Escape, adventure, exploration: Curator visits Wichita to talk the 1960s paper dress phenomenon


Jaycie Nelson

Helen Jean visited the Wichita Art Museum on Saturday, April 28 for “Generation Paper,” a discussion of the paper dresses that were worn in the 1960s.

The most important part of wearing a paper dress is to not get it wet, and not because it’ll dissolve — because it’s flammable. 

Helen Jean, Jacquie Dorrance Curator of Fashion Design at Phoenix Art Museum, visited the Wichita Art Museum on Friday as part of the Howard E. Wooden Speaker Series. Jean discussed “Generation Paper,” the time for the fashion fad of “paper dresses,”which lasted from 1966-1970. 

“Now, this is the 1960s, so we have the rise of leisure activities, really having lots of backyard picnics,” Jean said. “Lots of events with flames, everybody smoking everywhere. So this was a very, very risky fashion moment.”

Jean started the lecture by explaining some of the purposes of fashion, such as to protect and cover, but said there’s a lot more fashion can do.

“It’s an escape. It’s an adventure. It’s an exploration. It’s curiosity, it’s technology. It’s the future,” Jean said.

Paper fashion blends with other industries such as chemical companies and paper manufacturers. The dresses weren’t actually made out of paper, like copy paper, but materials very similar to it.

“Paper’s the exciting word,” Jean said. “Because to say, ‘oh, I’m wearing a paper bikini to the beach today,’ that caught everyone’s attention.”

The collection in the Phoenix Art museum was gifted by Kelly Ellmen, a longtime supporter of the museum, who spent about 25-30 years collecting about 85 paper garments. 

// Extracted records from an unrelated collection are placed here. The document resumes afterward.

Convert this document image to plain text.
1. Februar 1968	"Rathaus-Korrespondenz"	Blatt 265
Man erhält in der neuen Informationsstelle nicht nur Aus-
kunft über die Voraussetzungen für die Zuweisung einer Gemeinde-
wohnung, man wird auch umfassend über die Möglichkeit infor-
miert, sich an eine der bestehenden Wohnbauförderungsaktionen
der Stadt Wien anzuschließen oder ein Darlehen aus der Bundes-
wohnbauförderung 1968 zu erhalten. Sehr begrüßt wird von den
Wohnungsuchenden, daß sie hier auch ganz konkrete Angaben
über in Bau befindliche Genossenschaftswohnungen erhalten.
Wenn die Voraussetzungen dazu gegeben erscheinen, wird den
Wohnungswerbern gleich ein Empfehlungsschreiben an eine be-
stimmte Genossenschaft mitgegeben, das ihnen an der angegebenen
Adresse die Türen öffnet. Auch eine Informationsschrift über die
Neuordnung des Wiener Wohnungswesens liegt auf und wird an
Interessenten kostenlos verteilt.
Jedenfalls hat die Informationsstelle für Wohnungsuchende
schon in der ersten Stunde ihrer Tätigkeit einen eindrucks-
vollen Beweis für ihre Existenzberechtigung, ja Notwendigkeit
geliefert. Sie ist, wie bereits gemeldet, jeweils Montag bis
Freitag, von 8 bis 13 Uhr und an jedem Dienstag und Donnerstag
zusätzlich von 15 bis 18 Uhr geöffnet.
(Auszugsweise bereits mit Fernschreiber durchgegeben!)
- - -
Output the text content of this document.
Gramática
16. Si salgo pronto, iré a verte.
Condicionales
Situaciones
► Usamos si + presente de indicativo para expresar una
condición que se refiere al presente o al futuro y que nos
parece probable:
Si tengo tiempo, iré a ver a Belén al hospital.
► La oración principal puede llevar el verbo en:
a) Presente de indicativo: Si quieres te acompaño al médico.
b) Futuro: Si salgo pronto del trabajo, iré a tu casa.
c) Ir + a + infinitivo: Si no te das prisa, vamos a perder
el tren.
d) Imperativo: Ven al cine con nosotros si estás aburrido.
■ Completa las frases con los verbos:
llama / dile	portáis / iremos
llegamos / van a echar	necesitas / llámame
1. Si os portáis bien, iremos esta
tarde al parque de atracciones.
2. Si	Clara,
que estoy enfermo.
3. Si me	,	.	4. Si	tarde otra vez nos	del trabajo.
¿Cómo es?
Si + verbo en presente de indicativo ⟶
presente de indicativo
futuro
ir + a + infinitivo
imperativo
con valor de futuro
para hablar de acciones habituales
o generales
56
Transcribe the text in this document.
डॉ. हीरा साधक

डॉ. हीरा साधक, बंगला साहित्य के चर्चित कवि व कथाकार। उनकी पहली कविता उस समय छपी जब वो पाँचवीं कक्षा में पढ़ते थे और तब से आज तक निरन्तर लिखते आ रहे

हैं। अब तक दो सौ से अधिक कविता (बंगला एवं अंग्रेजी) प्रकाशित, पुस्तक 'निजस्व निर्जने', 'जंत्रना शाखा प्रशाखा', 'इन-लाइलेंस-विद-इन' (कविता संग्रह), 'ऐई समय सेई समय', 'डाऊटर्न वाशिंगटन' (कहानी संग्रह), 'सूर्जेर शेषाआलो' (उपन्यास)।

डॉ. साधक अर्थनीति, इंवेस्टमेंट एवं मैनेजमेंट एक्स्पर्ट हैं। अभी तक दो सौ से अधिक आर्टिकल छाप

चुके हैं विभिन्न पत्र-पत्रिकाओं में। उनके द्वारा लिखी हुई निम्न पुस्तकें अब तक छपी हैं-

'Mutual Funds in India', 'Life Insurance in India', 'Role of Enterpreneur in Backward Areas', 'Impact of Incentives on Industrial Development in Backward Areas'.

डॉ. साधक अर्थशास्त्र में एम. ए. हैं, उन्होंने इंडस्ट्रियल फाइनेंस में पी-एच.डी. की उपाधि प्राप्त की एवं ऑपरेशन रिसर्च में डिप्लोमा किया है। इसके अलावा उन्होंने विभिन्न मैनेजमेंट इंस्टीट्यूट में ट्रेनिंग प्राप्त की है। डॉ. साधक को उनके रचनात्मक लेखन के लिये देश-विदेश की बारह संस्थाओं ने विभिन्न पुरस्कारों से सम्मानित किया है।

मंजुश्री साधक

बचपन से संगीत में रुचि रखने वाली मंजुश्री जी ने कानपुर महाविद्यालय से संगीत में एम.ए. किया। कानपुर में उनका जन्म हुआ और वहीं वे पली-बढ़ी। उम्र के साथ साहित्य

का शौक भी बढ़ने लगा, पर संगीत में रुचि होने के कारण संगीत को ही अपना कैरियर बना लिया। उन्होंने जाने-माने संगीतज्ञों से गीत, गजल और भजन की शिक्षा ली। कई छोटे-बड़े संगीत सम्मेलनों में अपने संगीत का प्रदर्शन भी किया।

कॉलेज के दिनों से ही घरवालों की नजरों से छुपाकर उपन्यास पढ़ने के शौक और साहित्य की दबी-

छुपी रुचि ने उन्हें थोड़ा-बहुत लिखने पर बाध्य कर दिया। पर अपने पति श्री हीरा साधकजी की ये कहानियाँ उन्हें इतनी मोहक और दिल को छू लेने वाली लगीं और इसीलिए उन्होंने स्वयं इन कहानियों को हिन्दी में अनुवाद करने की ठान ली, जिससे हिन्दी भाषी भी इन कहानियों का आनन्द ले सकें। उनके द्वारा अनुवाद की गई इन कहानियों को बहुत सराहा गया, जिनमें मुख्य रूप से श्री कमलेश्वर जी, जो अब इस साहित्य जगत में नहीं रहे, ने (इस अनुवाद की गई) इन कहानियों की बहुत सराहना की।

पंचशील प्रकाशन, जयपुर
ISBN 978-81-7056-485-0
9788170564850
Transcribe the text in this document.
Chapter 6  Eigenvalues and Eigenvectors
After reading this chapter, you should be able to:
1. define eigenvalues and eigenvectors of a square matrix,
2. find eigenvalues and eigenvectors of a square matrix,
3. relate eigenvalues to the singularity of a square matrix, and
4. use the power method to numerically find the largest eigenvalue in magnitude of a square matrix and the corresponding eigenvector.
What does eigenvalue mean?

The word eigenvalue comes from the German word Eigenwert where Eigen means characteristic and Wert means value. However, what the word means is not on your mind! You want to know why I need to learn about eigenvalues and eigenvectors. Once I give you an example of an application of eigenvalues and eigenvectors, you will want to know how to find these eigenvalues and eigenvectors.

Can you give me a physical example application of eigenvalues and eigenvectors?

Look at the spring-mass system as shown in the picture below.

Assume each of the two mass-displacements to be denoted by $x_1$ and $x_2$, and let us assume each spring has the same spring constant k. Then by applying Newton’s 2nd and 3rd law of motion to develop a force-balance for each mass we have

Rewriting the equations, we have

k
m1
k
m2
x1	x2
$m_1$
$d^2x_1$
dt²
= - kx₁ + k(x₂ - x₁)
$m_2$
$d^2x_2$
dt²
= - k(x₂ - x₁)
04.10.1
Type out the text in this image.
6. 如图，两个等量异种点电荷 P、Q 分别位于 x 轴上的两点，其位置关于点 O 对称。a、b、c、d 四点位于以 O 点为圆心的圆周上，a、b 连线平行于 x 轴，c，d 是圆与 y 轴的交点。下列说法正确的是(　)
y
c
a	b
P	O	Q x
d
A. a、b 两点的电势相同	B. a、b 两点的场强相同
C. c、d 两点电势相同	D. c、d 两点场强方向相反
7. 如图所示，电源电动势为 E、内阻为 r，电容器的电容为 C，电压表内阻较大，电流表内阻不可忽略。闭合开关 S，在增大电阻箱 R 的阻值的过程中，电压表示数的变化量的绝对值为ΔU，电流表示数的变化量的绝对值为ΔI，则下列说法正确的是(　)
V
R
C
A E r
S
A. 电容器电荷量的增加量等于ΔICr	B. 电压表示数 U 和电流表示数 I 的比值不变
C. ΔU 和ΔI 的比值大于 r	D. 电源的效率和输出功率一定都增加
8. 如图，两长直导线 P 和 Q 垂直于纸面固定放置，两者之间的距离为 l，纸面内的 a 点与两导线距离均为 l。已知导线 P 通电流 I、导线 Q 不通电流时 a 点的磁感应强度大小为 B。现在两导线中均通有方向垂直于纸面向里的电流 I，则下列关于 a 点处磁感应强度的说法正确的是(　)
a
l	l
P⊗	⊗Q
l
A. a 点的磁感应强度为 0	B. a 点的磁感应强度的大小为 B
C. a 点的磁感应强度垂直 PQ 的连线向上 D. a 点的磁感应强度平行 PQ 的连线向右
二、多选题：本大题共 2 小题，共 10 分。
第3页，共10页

“She understands that it is a record of our experiences,” Jean said. “That it ties us to one another, that it links us to our activities. It is a record of our finances, of our technology, of our automotive, of our industry, of our architecture, fashion records all of that.”

Jean said fashion also records special things from individual people. 

“If you ever sewn a patch onto a military uniform for someone, you’re stitching protection with every stitch,” Jean said. “If you’ve mended something for somebody that you care about, you put that time into it, you’re investing love into those textiles.”

The paper dress moment started as a way for chemical and paper companies to experiment and show off their materials. 

“Fashion was the playground they chose to experiment in,” Jean said. 

Scott’s Paper Company was a paper producer and started a mailing campaign where you could send in $1.25 (which includes your return stamp) and pick from the red bandana or the black and white pop art dress.

Jean said the dresses would come with instructions such as to not get them wet, iron on cool, don’t wash, but you can cut it shorter. The dresses were only supposed to be worn 3-5 times.

“This is a gimmick,” Jean said. “It’s a moment. It’s not intended to be what you wear forever. This is a flash in the pan moment. It’s a moment of experimentation.”

Jean said this wasn’t a trend because it was too short lived.

“This is a very short moment that just happened because it was the right art, the right aesthetic and the right user,” Jean said. “They were willing to jump on this highly risky, exciting opportunity.”

Some of the companies were “The Disposables,” “Wastebasket Boutique” and “Candy Wrappers.” 

The clothes created were rompers, dresses, hats, earrings, childrens clothes, menswear, bathing suits (that you couldn’t swim in) and more. 

The clothes were “walking billboards,” with Campbell’s soup on some, and presidential candidates on others. 

However, this trend was quickly in and quickly out because of the rise of the environmental movement, the rise of craft and the fact that the garments  weren’t comfortable or practical. 

Jean ended the presentation with a quote from the president of the Palawan Corporation in 1967. 

“Paper fashions are, at best, a conversation piece. To put on a paper dress is like taking that first step towards the moon.”